As you can see, Canada is very supportive of the development of companies in this sector. Robotic development opportunities are increasingly found in the agriculture, mining, manufacturing, and transportation sectors. We can take the example of the agriculture and food sector, where automation and robotics are enabling real revolutionary advances in production, processing, and distribution. According to Alberta Innovate (the province’s largest research and innovation agency), these advances would enable the development of smart farms. AI is often a component of robotic and automated technologies, contributing to their autonomy. As for food processing, a growth of $4.1 trillion is expected in 2024 globally.

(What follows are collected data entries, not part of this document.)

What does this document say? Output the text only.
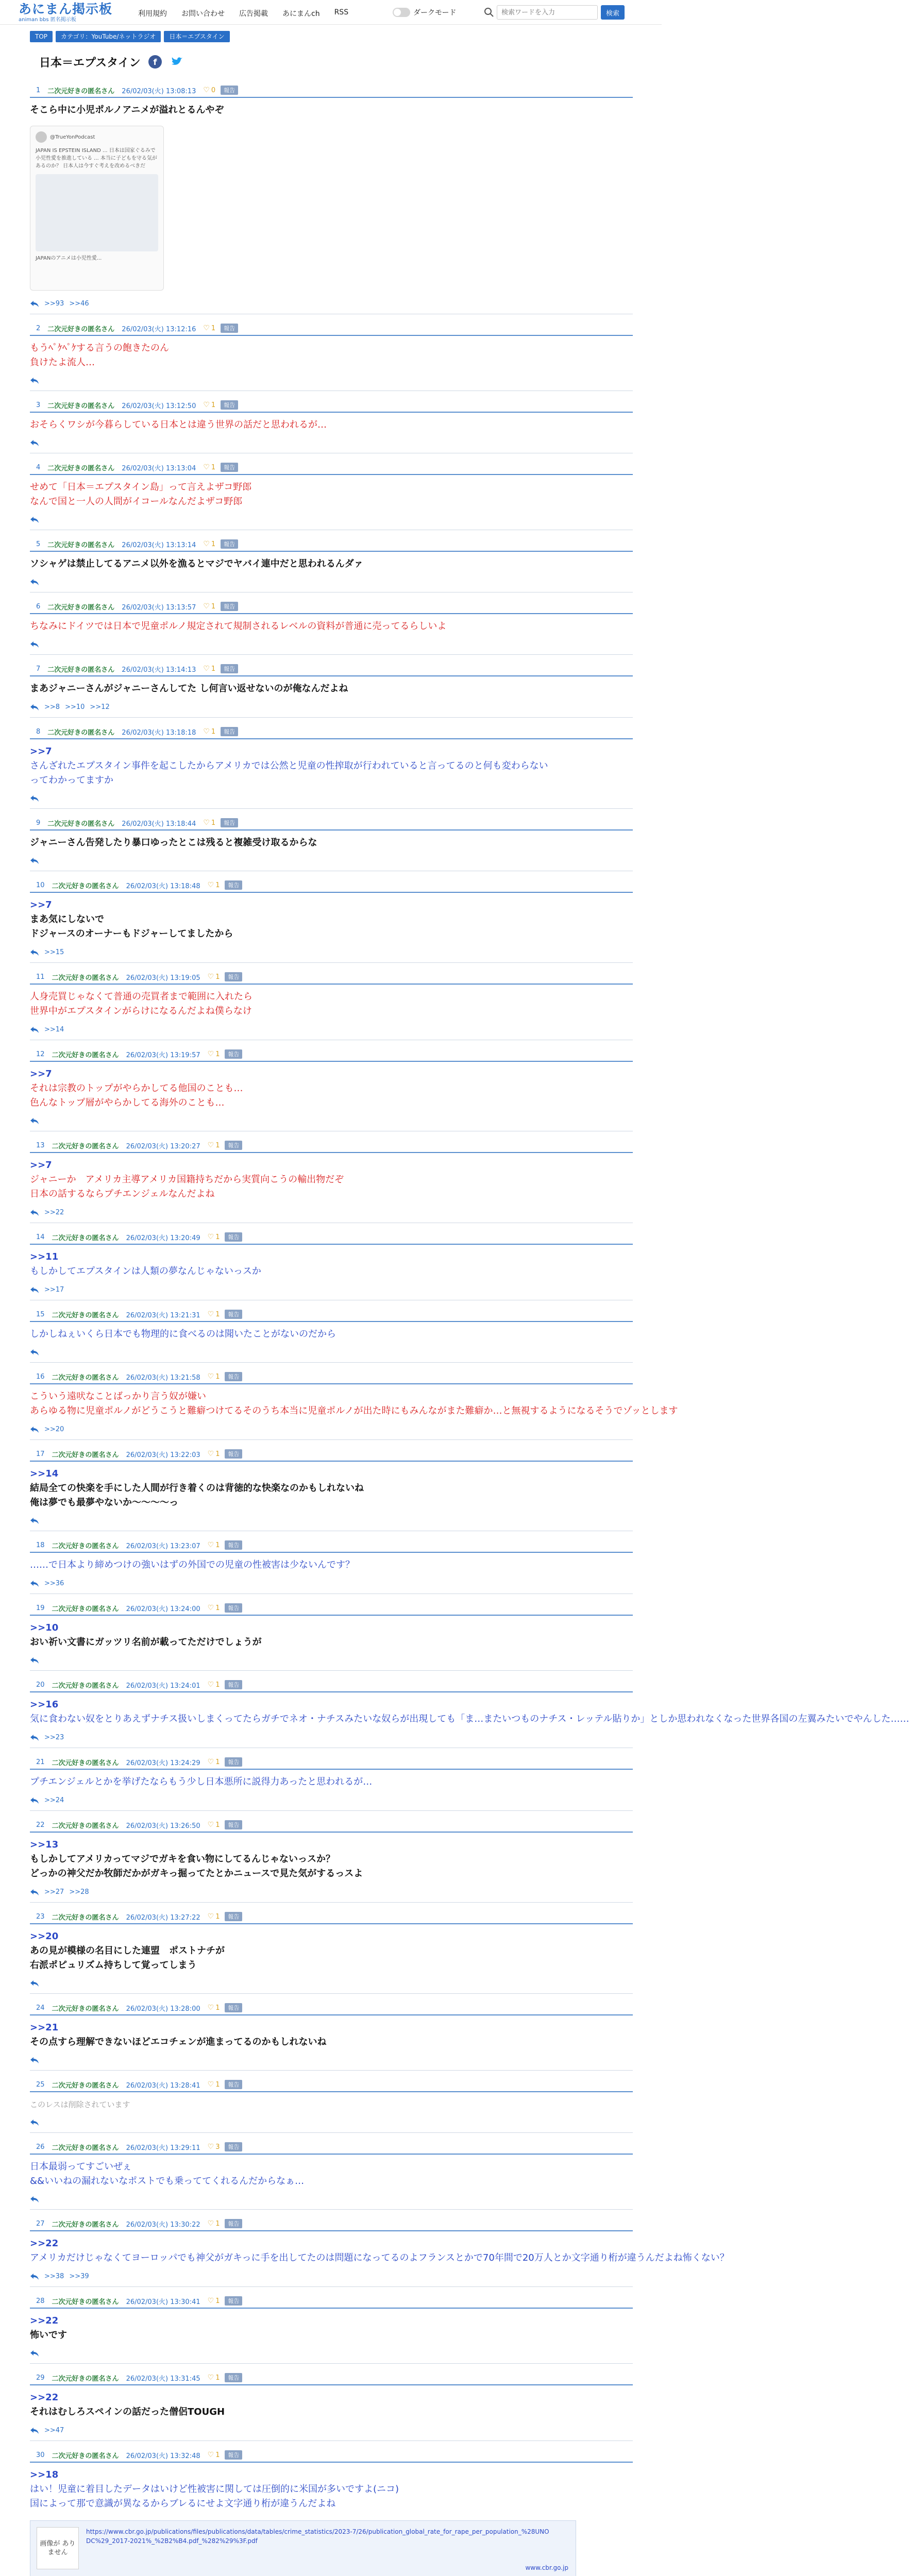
あにまん掲示板
animan bbs 匿名掲示板
利用規約 お問い合わせ 広告掲載 あにまんch RSS	ダークモード
検索ワードを入力	検索
TOP	カテゴリ：YouTube/ネットラジオ	日本＝エプスタイン
日本＝エプスタイン f
1 二次元好きの匿名さん 26/02/03(火) 13:08:13 ♡ 0	報告
そこら中に小児ポルノアニメが溢れとるんやぞ
@TrueYonPodcast
JAPAN IS EPSTEIN ISLAND ... 日本は国家ぐるみで小児性愛を推進している ... 本当に子どもを守る気があるのか？ 日本人は今すぐ考えを改めるべきだ
JAPANのアニメは小児性愛...
>>93 >>46
2 二次元好きの匿名さん 26/02/03(火) 13:12:16 ♡ 1	報告
もうﾍﾟｹﾍﾟｹする言うの飽きたのん
負けたよ流人…
3 二次元好きの匿名さん 26/02/03(火) 13:12:50 ♡ 1	報告
おそらくワシが今暮らしている日本とは違う世界の話だと思われるが…
4 二次元好きの匿名さん 26/02/03(火) 13:13:04 ♡ 1	報告
せめて「日本＝エプスタイン島」って言えよザコ野郎
なんで国と一人の人間がイコールなんだよザコ野郎
5 二次元好きの匿名さん 26/02/03(火) 13:13:14 ♡ 1	報告
ソシャゲは禁止してるアニメ以外を漁るとマジでヤバイ連中だと思われるんダァ
6 二次元好きの匿名さん 26/02/03(火) 13:13:57 ♡ 1	報告
ちなみにドイツでは日本で児童ポルノ規定されて規制されるレベルの資料が普通に売ってるらしいよ
7 二次元好きの匿名さん 26/02/03(火) 13:14:13 ♡ 1	報告
まあジャニーさんがジャニーさんしてた し何言い返せないのが俺なんだよね
>>8 >>10 >>12
8 二次元好きの匿名さん 26/02/03(火) 13:18:18 ♡ 1	報告
>>7
さんざれたエプスタイン事件を起こしたからアメリカでは公然と児童の性搾取が行われていると言ってるのと何も変わらない
ってわかってますか
9 二次元好きの匿名さん 26/02/03(火) 13:18:44 ♡ 1	報告
ジャニーさん告発したり暴口ゆったとこは残ると複雑受け取るからな
10 二次元好きの匿名さん 26/02/03(火) 13:18:48 ♡ 1	報告
>>7
まあ気にしないで
ドジャースのオーナーもドジャーしてましたから
>>15
11 二次元好きの匿名さん 26/02/03(火) 13:19:05 ♡ 1	報告
人身売買じゃなくて普通の売買者まで範囲に入れたら
世界中がエプスタインがらけになるんだよね僕らなけ
>>14
12 二次元好きの匿名さん 26/02/03(火) 13:19:57 ♡ 1	報告
>>7
それは宗教のトップがやらかしてる他国のことも…
色んなトップ層がやらかしてる海外のことも…
13 二次元好きの匿名さん 26/02/03(火) 13:20:27 ♡ 1	報告
>>7
ジャニーか　アメリカ主導アメリカ国籍持ちだから実質向こうの輸出物だぞ
日本の話するならプチエンジェルなんだよね
>>22
14 二次元好きの匿名さん 26/02/03(火) 13:20:49 ♡ 1	報告
>>11
もしかしてエプスタインは人類の夢なんじゃないっスか
>>17
15 二次元好きの匿名さん 26/02/03(火) 13:21:31 ♡ 1	報告
しかしねぇいくら日本でも物理的に食べるのは聞いたことがないのだから
16 二次元好きの匿名さん 26/02/03(火) 13:21:58 ♡ 1	報告
こういう遠吠なことばっかり言う奴が嫌い
あらゆる物に児童ポルノがどうこうと難癖つけてるそのうち本当に児童ポルノが出た時にもみんながまた難癖か…と無視するようになるそうでゾッとします
>>20
17 二次元好きの匿名さん 26/02/03(火) 13:22:03 ♡ 1	報告
>>14
結局全ての快楽を手にした人間が行き着くのは背徳的な快楽なのかもしれないね
俺は夢でも最夢やないか〜〜〜〜っ
18 二次元好きの匿名さん 26/02/03(火) 13:23:07 ♡ 1	報告
……で日本より締めつけの強いはずの外国での児童の性被害は少ないんです？
>>36
19 二次元好きの匿名さん 26/02/03(火) 13:24:00 ♡ 1	報告
>>10
おい祈い文書にガッツリ名前が載ってただけでしょうが
20 二次元好きの匿名さん 26/02/03(火) 13:24:01 ♡ 1	報告
>>16
気に食わない奴をとりあえずナチス扱いしまくってたらガチでネオ・ナチスみたいな奴らが出現しても「ま…またいつものナチス・レッテル貼りか」としか思われなくなった世界各国の左翼みたいでやんした……
>>23
21 二次元好きの匿名さん 26/02/03(火) 13:24:29 ♡ 1	報告
プチエンジェルとかを挙げたならもう少し日本悪所に説得力あったと思われるが…
>>24
22 二次元好きの匿名さん 26/02/03(火) 13:26:50 ♡ 1	報告
>>13
もしかしてアメリカってマジでガキを食い物にしてるんじゃないっスか？
どっかの神父だか牧師だかがガキっ掘ってたとかニュースで見た気がするっスよ
>>27 >>28
23 二次元好きの匿名さん 26/02/03(火) 13:27:22 ♡ 1	報告
>>20
あの見が模様の名目にした連盟　ポストナチが
右派ポピュリズム持ちして覚ってしまう
24 二次元好きの匿名さん 26/02/03(火) 13:28:00 ♡ 1	報告
>>21
その点すら理解できないほどエコチェンが進まってるのかもしれないね
25 二次元好きの匿名さん 26/02/03(火) 13:28:41 ♡ 1	報告
このレスは削除されています
26 二次元好きの匿名さん 26/02/03(火) 13:29:11 ♡ 3	報告
日本最弱ってすごいぜぇ
&&いいねの漏れないなポストでも乗っててくれるんだからなぁ…
27 二次元好きの匿名さん 26/02/03(火) 13:30:22 ♡ 1	報告
>>22
アメリカだけじゃなくてヨーロッパでも神父がガキっに手を出してたのは問題になってるのよフランスとかで70年間で20万人とか文字通り桁が違うんだよね怖くない？
>>38 >>39
28 二次元好きの匿名さん 26/02/03(火) 13:30:41 ♡ 1	報告
>>22
怖いです
29 二次元好きの匿名さん 26/02/03(火) 13:31:45 ♡ 1	報告
>>22
それはむしろスペインの話だった僧侶TOUGH
>>47
30 二次元好きの匿名さん 26/02/03(火) 13:32:48 ♡ 1	報告
>>18
はい！児童に着目したデータはいけど性被害に関しては圧倒的に米国が多いですよ(ニコ)
国によって那で意識が異なるからブレるにせよ文字通り桁が違うんだよね
画像が ありません
https://www.cbr.go.jp/publications/files/publications/data/tables/crime_statistics/2023-7/26/publication_global_rate_for_rape_per_population_%28UNODC%29_2017-2021%_%2B2%B4.pdf_%282%29%3F.pdf
www.cbr.go.jp
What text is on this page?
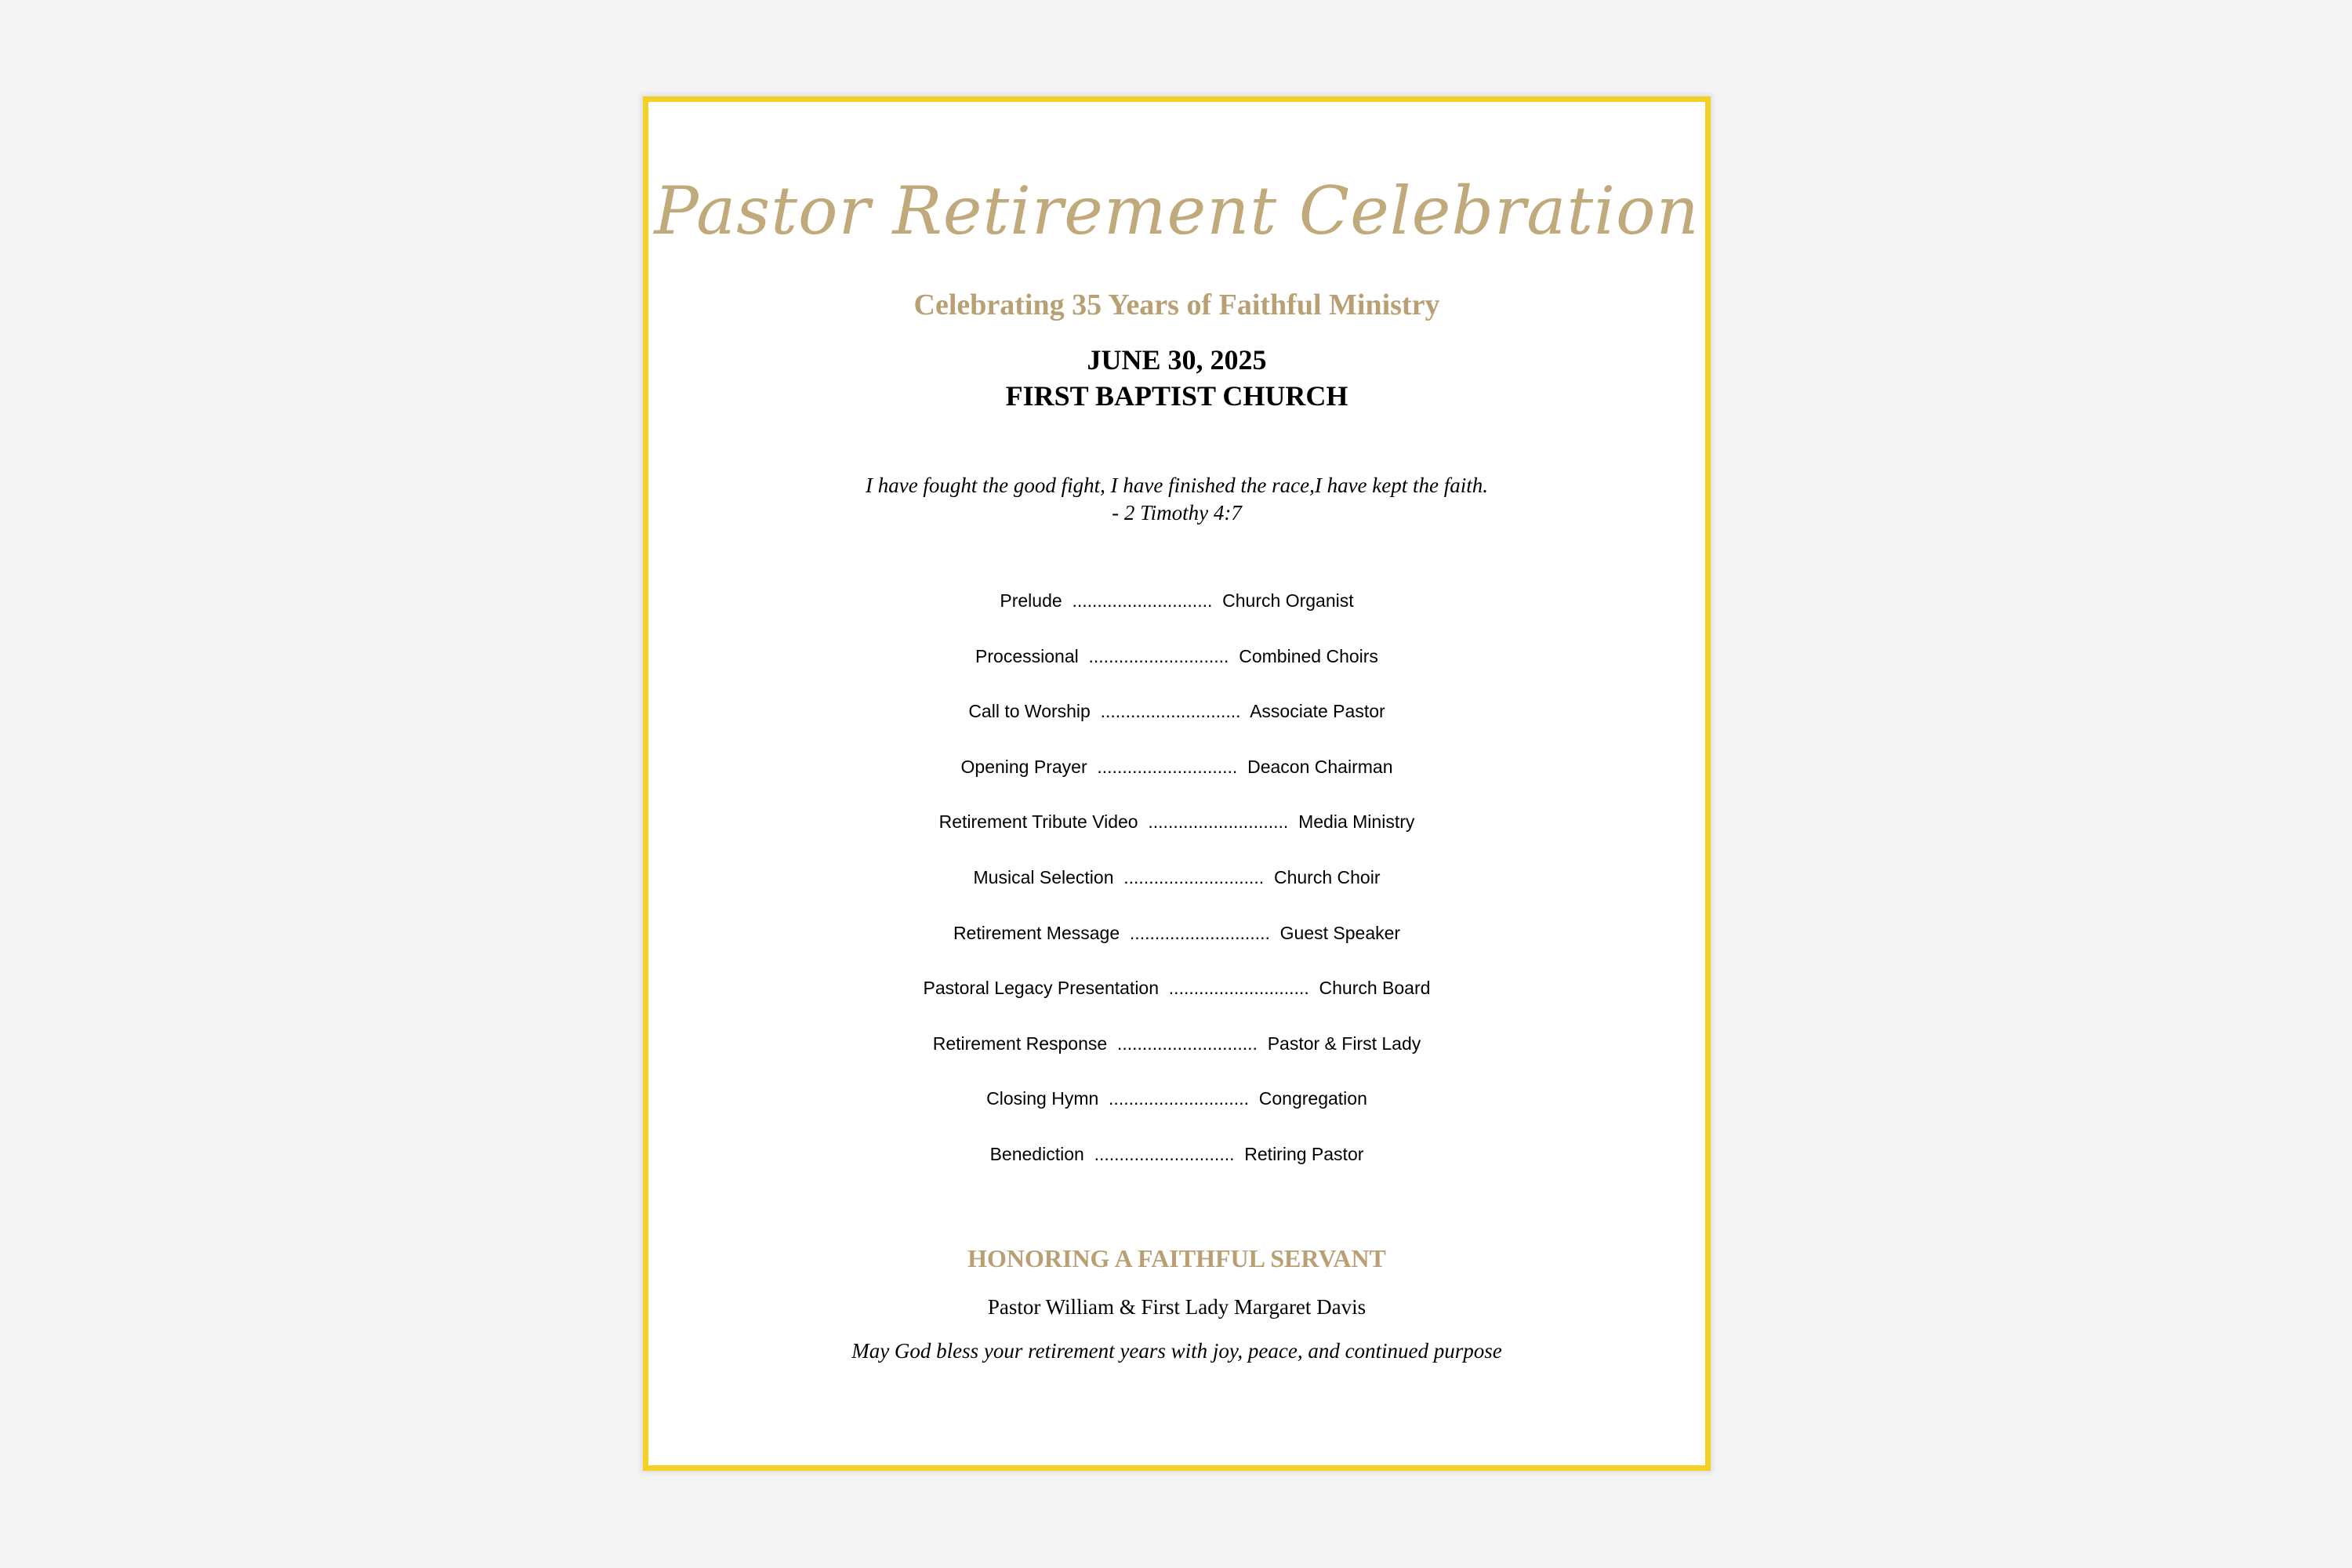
Pastor Retirement Celebration
Celebrating 35 Years of Faithful Ministry
JUNE 30, 2025
FIRST BAPTIST CHURCH
I have fought the good fight, I have finished the race,I have kept the faith.
- 2 Timothy 4:7
Prelude ............................ Church Organist
Processional ............................ Combined Choirs
Call to Worship ............................ Associate Pastor
Opening Prayer ............................ Deacon Chairman
Retirement Tribute Video ............................ Media Ministry
Musical Selection ............................ Church Choir
Retirement Message ............................ Guest Speaker
Pastoral Legacy Presentation ............................ Church Board
Retirement Response ............................ Pastor & First Lady
Closing Hymn ............................ Congregation
Benediction ............................ Retiring Pastor
HONORING A FAITHFUL SERVANT
Pastor William & First Lady Margaret Davis
May God bless your retirement years with joy, peace, and continued purpose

One might fear that this growth in process automation could cause harm to the employment rate in companies, or even cost the place of current employees. In reality, a 2020 study by Statistics Canada shows that companies investing in robots are also hiring more workers (an increase of nearly 20% was observed), simply this one is oriented toward the operational: “workers spend less time performing routine manual tasks, in favor of non-routine cognitive tasks“. This includes occupations such as engineer, technician, or operator.

Fortunately, as mentioned previously, Canada has strength in its education sector and can easily accompany employees and future employees in the sector in their missions’ evolution. However, in some industries, it is difficult to fill the labor shortage, and the need to develop the robotization of production is even more important.

The Canadian government’s investment in new technologies is encouraging companies in all industries to adopt a new way of working. Indeed, the race for innovation leads to seeking solutions to make the supply chain more intelligent and maximize the profit of companies that understand the interest of developing the autonomy of their tasks. This awareness is furthermore reinforced by the pandemic, to limit the spread of Covid-19 by limiting human interactions. From now on, jobs are evolving and companies investing in robotic solutions are also investing in the manpower needed to ensure the proper functioning of these robots. If we can welcome the creation of this man-machine collaboration, we can fear the progressive disappearance of certain jobs, now replaced by robotics.